A l’audience, le conseil du préfet du [C] sollicite la prolongation de la mesure de rétention pour une nouvelle durée de trente jours, et réitère les motifs de sa demande.
Il expose que le laissez-passer consulaire vient d’être délivré, et que l’éloignement de l’intéressé est donc possible.
A l’audience, le conseil de Monsieur [S] [L] soutient que le lieu de naissance indiqué sur le laissez-passer consulaire délivré par les autorités marocaines est erroné, et que l’identité de ses parents est indiquée comme étant inconnue, de sorte que le document est incomplet et ne permettra pas son éloignement.
Monsieur [S] [L] déclare à l’audience qu’il souhaite faire une demande d’asile en France.
MOTIFS DE LA DÉCISION
L’article L742-4 du Code de l’entrée et du séjour des étrangers et du droit d’asile dispose :
Le magistrat du siège du tribunal judiciaire peut, dans les mêmes conditions qu’à l’article L. 742-1, être à nouveau saisi aux fins de prolongation du maintien en rétention au-delà de trente jours, dans les cas suivants :
1° En cas d’urgence absolue ou de menace pour l’ordre public ;
2° Lorsque l’impossibilité d’exécuter la décision d’éloignement résulte de la perte ou de la destruction des documents de voyage de l’intéressé, de la dissimulation par celui-ci de son identité ou de l’obstruction volontaire faite à son éloignement ;
3° Lorsque la décision d’éloignement n’a pu être exécutée en raison :
a) du défaut de délivrance des documents de voyage par le consulat dont relève l’intéressé ou lorsque la délivrance des documents de voyage est intervenue trop tardivement pour procéder à l’exécution de la décision d’éloignement ;
b) de l’absence de moyens de transport.
L’étranger peut être maintenu à disposition de la justice dans les conditions prévues à l’article L. 742-2.
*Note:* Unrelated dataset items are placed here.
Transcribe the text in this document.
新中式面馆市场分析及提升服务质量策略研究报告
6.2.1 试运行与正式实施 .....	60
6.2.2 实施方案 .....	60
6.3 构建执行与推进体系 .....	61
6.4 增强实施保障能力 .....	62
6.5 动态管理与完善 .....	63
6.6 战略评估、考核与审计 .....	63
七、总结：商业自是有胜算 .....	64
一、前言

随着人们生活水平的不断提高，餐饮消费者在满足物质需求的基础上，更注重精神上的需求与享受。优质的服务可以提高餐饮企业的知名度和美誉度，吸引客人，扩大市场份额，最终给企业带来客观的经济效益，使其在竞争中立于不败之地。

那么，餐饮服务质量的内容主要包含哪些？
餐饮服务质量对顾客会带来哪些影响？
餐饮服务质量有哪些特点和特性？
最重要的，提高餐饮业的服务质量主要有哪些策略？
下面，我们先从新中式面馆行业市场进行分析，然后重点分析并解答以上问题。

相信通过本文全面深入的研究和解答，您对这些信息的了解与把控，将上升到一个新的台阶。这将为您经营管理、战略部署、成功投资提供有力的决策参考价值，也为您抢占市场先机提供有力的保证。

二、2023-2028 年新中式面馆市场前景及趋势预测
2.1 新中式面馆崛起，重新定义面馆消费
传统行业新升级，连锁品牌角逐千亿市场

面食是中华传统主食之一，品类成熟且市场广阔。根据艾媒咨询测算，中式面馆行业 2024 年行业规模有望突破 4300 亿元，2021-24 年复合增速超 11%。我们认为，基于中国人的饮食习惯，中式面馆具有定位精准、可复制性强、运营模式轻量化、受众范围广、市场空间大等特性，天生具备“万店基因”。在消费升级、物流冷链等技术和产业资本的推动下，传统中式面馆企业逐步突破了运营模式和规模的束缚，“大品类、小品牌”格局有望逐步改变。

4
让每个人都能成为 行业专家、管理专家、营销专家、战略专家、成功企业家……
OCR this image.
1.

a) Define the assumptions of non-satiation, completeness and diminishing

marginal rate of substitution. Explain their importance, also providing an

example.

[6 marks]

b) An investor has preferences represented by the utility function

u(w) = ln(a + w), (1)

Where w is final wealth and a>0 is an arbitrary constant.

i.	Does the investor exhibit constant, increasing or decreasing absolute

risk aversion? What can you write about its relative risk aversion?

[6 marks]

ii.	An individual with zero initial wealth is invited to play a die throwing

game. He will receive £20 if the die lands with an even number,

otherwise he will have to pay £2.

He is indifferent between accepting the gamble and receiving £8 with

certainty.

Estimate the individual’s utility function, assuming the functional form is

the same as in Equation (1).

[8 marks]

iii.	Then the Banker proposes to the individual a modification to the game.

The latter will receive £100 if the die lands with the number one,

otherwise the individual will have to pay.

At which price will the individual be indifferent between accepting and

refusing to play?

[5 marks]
Si le juge ordonne la prolongation de la rétention, celle-ci court à compter de l’expiration de la précédente période de rétention et pour une nouvelle période d’une durée maximale de trente jours. La durée maximale de la rétention n’excède alors pas soixante jours.
La prolongation de la rétention peut être renouvelée une fois, dans les mêmes conditions. La durée maximale de la rétention n’excède alors pas quatre-vingt-dix jours.
Il est rappelé qu’il suffit que le retenu réponde à l’une des situations prévues par le texte pour autoriser la prolongation, s’agissant de critères alternatifs et non cumulatifs.
En l’espèce, la demande de laissez-passer consulaire a été transmise aux autorités consulaires marocaines le 29 décembre 2025. Le même jour, l’administration a effectué une demande de routing.
La DGEF a été saisie le 30 décembre 2025 aux fins d’identification de Monsieur [S] [L].
Des relances ont été réalisées les 6 janvier 2026, 22 janvier 2026 et 30 janvier 2026.
Une nouvelle demande de routing a été effectuée le 10 février 2026, un vol à destination du Maroc étant prévu le 23 février 2026. Ce vol a été annulé faute de délivrance des documents de voyage.
Une autre demande de routing a été réalisée le 23 février 2026, un vol à destination du Maroc étant prévu le 9 mars 2026, ce dont les autorités marocaines ont été avisées.
En outre, le laissez-passer consulaire vient d’être délivré par les autorités marocaines.
Monsieur [S] [L] ne peut valablement remettre en cause, sans produire aucun élément de preuve de ses allégations, la validité d’un laissez passer consulaire délivré par les autorités du pays dont il a la nationalité, qui l’ont donc reconnu.
Il résulte de ces éléments que l’administration a effectué l’ensemble des diligences afin d’assurer l’exécution la plus rapide possible de l’éloignement de Monsieur [S] [L] et de limiter le temps de privation de liberté que constitue la mesure de rétention. Cet éloignement apparaît désormais possible à brève échéance, dès lors qu’un vol a été réservé et que le document de voyage a été obtenu.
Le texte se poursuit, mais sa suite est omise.